A collection of notes from my notebook about films I saw once.
World's Greatest Dad (2009)
Bobcat Goldthwait is a filmmaker interested in asking questions both consequential and otherwise. 2006's Sleeping Dog's Lie asks the latter. World's Greatest Dad however tackles something very large and universal. The idea of creating histories, which suggests, more importantly the existence of multiple histories. Goldthwait acknowledges that history belongs to time not simply to a finite space; that it is ever evolving; that our histories belong to a larger social discourse.
From there he goes on to discuss the ways in which society will ultimately fetishize that history, which delivers it all the more to discourse, all the more to time, because we attach ourselves to objects from that history based on an arbitrary worth tied to nothing more than a sense of belonging. A moment is finite, a moment remembered, or more specifically a moment tied to an object is infinite.
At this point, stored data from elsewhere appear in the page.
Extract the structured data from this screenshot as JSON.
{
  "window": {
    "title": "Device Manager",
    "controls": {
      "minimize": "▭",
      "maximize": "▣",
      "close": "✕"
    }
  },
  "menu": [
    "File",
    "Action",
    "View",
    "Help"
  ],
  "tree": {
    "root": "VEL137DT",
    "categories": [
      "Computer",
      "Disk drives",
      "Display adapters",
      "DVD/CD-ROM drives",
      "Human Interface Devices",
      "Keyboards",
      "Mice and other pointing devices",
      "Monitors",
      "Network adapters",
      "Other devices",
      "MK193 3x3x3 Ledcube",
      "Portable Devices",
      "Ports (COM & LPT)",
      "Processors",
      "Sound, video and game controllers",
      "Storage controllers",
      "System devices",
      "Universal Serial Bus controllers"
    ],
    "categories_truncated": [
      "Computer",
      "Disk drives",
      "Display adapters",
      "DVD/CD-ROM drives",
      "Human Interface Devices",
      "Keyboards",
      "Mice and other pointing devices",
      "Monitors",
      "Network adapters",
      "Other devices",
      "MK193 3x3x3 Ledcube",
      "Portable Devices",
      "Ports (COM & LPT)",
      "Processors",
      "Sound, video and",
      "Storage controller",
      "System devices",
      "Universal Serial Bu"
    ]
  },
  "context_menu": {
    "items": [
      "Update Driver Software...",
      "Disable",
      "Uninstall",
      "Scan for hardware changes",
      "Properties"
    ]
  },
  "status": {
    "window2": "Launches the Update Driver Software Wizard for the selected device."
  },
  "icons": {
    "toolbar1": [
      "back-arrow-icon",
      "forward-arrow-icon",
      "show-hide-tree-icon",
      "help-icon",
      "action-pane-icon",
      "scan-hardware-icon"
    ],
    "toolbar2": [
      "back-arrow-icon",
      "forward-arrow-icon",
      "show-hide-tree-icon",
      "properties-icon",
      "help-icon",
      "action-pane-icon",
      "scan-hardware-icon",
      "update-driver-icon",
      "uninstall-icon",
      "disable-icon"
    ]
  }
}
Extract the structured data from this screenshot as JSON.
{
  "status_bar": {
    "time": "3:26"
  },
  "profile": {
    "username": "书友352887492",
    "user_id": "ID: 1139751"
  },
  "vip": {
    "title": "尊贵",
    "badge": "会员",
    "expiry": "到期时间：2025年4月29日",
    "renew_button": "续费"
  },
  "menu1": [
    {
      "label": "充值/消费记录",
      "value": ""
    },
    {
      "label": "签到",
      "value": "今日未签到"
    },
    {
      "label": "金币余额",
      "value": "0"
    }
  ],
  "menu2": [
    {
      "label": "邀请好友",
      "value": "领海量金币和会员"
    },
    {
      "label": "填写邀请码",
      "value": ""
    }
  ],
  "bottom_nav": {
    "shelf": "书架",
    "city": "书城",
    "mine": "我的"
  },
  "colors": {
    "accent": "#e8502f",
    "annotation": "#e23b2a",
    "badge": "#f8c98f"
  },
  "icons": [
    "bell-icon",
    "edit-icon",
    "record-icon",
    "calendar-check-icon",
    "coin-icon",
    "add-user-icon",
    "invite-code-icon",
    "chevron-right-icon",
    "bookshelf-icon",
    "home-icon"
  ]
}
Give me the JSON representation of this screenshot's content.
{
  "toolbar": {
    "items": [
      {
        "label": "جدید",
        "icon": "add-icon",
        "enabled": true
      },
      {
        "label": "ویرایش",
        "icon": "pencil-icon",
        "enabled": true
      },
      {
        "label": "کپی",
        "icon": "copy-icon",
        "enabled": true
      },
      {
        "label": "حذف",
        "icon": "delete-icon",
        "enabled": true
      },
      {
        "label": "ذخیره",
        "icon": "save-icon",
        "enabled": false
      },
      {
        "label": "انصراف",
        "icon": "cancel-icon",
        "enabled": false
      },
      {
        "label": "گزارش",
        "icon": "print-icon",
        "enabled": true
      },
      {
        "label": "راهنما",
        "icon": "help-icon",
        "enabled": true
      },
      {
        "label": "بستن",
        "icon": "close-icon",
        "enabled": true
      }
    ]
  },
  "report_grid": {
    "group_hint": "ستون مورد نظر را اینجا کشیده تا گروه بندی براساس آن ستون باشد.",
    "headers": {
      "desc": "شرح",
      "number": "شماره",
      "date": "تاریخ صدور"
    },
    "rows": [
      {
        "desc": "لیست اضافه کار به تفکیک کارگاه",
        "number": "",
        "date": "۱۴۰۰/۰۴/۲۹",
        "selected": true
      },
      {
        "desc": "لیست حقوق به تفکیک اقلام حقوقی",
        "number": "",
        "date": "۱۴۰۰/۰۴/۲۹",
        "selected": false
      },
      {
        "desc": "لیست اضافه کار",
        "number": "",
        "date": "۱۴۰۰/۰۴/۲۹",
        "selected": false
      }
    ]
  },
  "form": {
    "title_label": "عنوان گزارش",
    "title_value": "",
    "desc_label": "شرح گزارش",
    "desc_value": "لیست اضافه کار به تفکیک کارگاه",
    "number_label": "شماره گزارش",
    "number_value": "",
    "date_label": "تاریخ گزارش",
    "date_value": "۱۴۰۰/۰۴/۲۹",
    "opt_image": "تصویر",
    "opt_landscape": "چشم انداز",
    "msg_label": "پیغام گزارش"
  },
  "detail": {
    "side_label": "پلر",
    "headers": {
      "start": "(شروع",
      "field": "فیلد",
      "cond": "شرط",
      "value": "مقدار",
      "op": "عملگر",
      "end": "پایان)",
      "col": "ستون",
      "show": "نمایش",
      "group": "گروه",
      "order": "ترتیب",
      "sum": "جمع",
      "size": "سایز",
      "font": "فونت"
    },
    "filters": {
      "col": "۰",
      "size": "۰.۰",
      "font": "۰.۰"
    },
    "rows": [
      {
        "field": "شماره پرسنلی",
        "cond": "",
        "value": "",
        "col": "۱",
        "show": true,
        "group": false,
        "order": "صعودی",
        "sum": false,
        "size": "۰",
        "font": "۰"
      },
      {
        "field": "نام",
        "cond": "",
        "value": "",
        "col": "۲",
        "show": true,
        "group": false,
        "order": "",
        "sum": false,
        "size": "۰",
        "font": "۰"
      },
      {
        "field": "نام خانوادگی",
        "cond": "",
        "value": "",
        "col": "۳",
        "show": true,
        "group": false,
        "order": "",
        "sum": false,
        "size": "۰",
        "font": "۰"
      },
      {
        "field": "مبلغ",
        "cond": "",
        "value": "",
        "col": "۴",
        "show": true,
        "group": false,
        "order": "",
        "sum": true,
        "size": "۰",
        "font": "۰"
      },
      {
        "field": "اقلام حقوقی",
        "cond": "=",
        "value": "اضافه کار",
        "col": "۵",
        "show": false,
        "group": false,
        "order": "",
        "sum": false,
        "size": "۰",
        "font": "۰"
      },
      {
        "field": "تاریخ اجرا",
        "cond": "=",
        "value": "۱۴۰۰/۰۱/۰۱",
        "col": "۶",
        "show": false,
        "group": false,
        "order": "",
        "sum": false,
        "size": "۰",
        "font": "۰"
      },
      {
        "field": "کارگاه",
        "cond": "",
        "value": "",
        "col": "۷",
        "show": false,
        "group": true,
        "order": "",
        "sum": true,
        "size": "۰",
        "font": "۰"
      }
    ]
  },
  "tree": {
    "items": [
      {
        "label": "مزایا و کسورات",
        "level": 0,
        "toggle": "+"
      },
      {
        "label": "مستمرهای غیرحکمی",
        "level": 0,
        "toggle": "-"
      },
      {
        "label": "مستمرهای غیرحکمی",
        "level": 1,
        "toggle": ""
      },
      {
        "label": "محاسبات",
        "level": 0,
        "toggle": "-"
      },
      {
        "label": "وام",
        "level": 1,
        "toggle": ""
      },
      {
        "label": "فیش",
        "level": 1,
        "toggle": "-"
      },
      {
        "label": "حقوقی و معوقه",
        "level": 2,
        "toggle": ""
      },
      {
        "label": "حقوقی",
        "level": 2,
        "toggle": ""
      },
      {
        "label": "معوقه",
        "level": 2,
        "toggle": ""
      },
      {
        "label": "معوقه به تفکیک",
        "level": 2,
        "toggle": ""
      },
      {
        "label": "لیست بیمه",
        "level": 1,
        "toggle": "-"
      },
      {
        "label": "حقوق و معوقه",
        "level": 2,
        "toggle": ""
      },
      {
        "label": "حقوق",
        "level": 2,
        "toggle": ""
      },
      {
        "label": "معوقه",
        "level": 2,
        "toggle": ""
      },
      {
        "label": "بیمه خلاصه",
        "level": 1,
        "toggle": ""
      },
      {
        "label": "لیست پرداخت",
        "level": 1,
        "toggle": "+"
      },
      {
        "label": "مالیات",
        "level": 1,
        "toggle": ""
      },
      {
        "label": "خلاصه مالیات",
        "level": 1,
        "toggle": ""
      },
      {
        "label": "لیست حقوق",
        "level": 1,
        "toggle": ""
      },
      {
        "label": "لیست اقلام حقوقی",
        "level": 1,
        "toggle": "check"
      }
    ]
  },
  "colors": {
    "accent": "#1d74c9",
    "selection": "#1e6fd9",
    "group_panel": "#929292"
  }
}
Where Mr. Bobcat fails is in his attempt to fit his grand ideas into a plausible narrative language. So much in the film happens simply because it has to. The words in 'Kyle's' 'diary' effect society so deeply, not because they are beautiful, but rather because they need to in order for the plot to continue. Lance's confession occurs because the film needs to come in at ninety minutes, not because what we have seen up to that point had been building (psychologically or otherwise) to necessary catharsis. Goldthwait know his cinema history. He knows that films in which a character holds a deep dark secret must ultimately end in a confession, and so he ends him film as such, but does so without emotional context.
What ultimately ends up on screen are many thoughtful ideas, but ideas in the hands of a filmmaker not yet capable of adequately translating them.